K. nell’incedere della conversazione cominciò a tremare. Non era tanto l’emozione per essersi esposto con la francese, quanto il fatto che aveva mangiato molta più pasta dei suoi coinquilini.

-Perché tremi?

-Questo cazzo di fumo. Lo sto accusando. È possibile accendere il riscaldamento?

-No. Però possiamo mettere una pentola d’acqua a bollire.

-Va bene.

-Se vuoi possiamo anche fare del the.

-Molto bene. Anzi, benissimo.

Gli portarono una coperta di pile, a quadrati rossi, arancioni e neri.

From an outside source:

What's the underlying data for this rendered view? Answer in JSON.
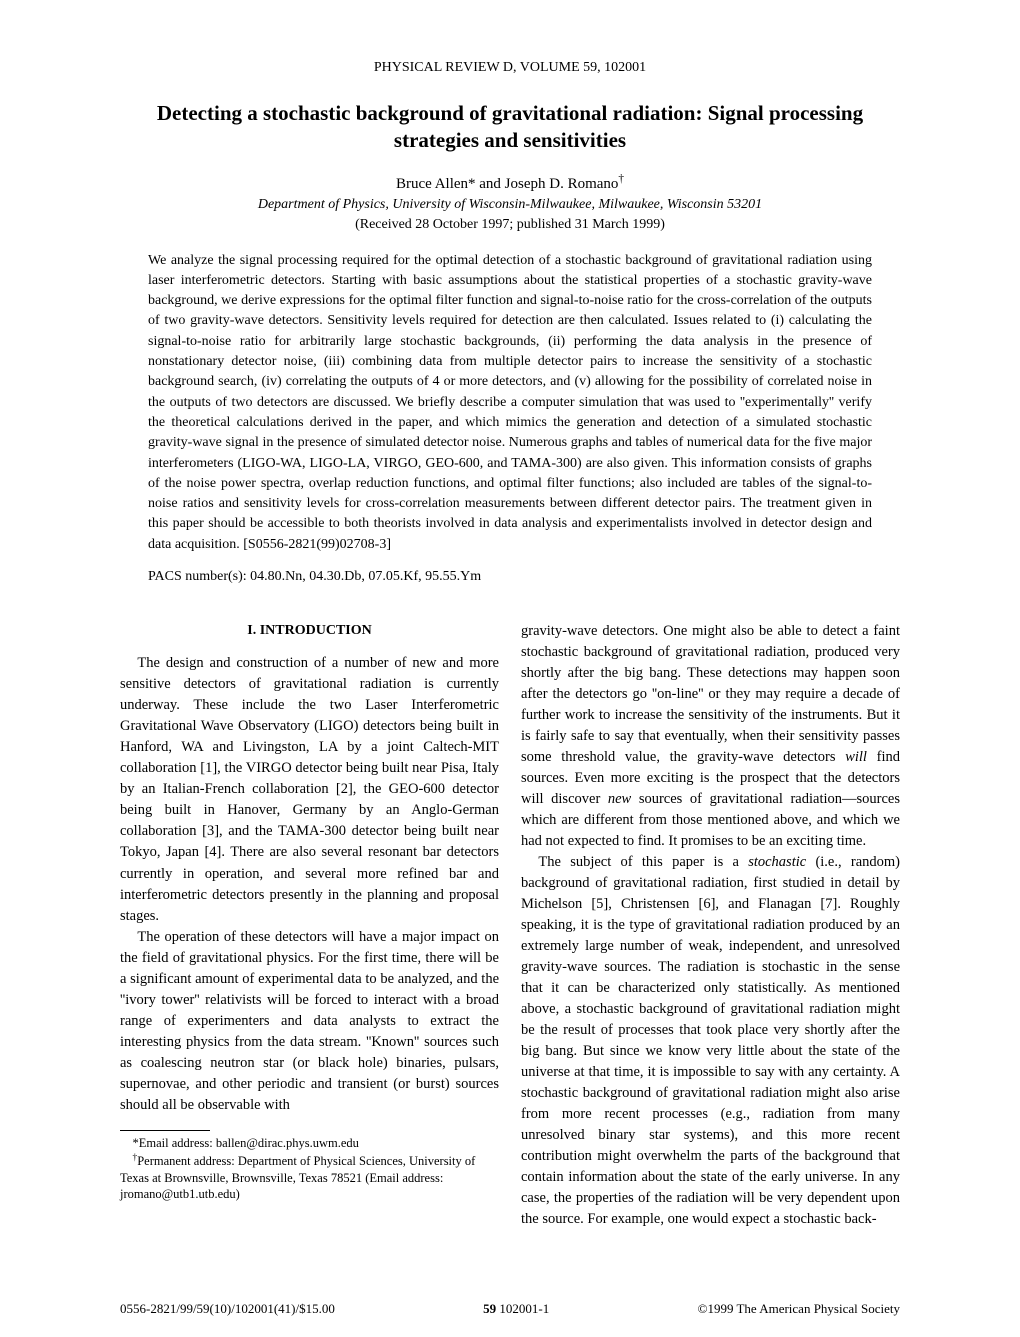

Il the era al ribes. K. gradì e provò a scordarsi di essere una sorta di spia, cercando di mettere a tacere tutta la sua voglia di auto-sabotaggio, dettata un poco da senso di colpa e tanto dalla gradasseria.

Il tempo successivo discussero del più e del meno. L’obiettivo di K. era chiaramente quello di infiltrarsi, ma era chiaro come il suo piano fosse studiato solo approssimativamente. Abitualmente para-cattolico, nel senso che aveva una non meglio precisata fede. De facto, a seconda della convenienza poteva anche dirsi francamente cattolico, ma il più delle volte si dichiarava credente nella fortuna. Decise comunque di farsi passare per agnostico, difendendo comunque la gamma etica cattolica. Lo faceva ogni volta che c’era da coltivare del senso di colpa in qualcuno. I due non abboccarono alla provocazione.

Il milanese ad un certo punto si mise a parlare della grossa sbandata che suo fratello a dodici anni si era preso per la nota soubrette Ambra. Ci rimase parecchio sotto. Non era facile capire se si identificasse nella soubrette o avesse per lei dei desideri carnali. Fatto sta che alla quarta rissa a scuola, causata da qualche compagnuccio di scuola che aveva verso di lei utilizzato l’epiteto “zoccola di borgata”, si fece di rimbalzo collegio e poi esercito.

K. non capiva come mai il milanese insistesse tanto su quella storia, e in virtù di ciò decise di tornare sull’argomento principale:

-Sentite, dal momento che io qui ho davvero poco da fare, perché non mi portate ad uno dei vostri incontri da terroristi?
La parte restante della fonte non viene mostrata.